If you spend any time outdoors in summer, you know too well the piercing whine of mosquitoes as they buzz past your ears. Sometimes they seem to attack in waves, and no amount of swatting even dents the squadron.
Because mosquitoes are found worldwide, there’s no escaping these pesky bugs when they drill easy hosts for blood. Thankfully, there’s no shortage of products and preventative measures to help you enjoy bug-free time outdoors.
Repellent Devices – These simple tools are arguably the most effective way to keep mosquitoes away if you’re stationary, even though you don’t have to apply sprays or chemicals to your skin or clothing. For example, Thermacell’s portable repellents are fueled by butane cartridges that trigger a heat-activated repellent mat. The mats contain a version of a naturally occurring repellent found in chrysanthemums, which releases into the air to create a 15-by-15-foot protection zone. Many other portable repellent devices clip to your belt or pack to provide spray-free protection. All these devices tend to be less effective if you’re moving.
Sprays – The most common repellent sprays applied to clothing usually contain deet or permethrin. Several manufacturers offer these potent chemicals, which discourage ticks, mosquitoes and other bugs from harassing you. Simply spray the chemical from an aerosol or trigger-spray canister onto your clothing, and let it dry before heading outdoors. Because these chemicals stay on your clothing, they’re effective for hiking and other activities. However, they usually have an odor, so they’re not ideal for bowhunting. Follow manufacturing labels when applying deet or any amount of permethrin to your skin.
Natural Sprays – If you don’t want to apply chemicals to your skin or clothing, you’ll find plenty of natural alternatives. These sprays are also effective and use plant-based oils to deter skeeters. Because they use natural oils, many of them don’t have odors that could spook game. Apply them just like you would any other spray. They won’t irritate sensitive skin or cause toxicity concerns.

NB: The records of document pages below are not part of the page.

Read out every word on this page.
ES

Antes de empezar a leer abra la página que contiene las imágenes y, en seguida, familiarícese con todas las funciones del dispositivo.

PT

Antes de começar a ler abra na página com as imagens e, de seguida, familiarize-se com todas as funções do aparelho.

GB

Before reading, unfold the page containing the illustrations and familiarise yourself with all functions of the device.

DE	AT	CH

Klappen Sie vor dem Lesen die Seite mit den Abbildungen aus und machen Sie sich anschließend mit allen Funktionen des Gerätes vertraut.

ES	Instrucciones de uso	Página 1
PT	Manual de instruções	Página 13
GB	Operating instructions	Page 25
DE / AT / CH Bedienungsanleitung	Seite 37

Clothing – Clothing is your first line of defense against mosquitoes and other biting bugs. Some manufacturers now coat clothing with a built-in protection system to deter bites, much like some clothing is coated with UPF properties for sun protection. Simply search the internet for “insect-repellent clothing” to find options from reputable clothing companies. Don’t overlook the basics, though. You can also use a head net and lightweight gloves, and tuck your shirt inside your pants and your pant legs inside your socks to seal out insects.
If it seems the market offers an overabundance of preventative measures, it’s for good reason. Mosquito bites can become much worse than an itchy, irritating rash. Humans can contract several diseases from mosquitoes, including Zika, malaria and West Nile. The Zika virus has generated headlines recently because it can cause fever, joint pain and birth defects. Keep close tabs on mosquito bites, and watch for anything unusual after being bit. If a bite doesn’t disappear after a few days, seek medical attention.
Although mosquitoes can make the outdoors miserable, we aren’t helpless. An arsenal of tools can help us cope. If you plan to spend time outdoors, don’t hesitate to contact your state’s wildlife agency for more tips for staying bug-free.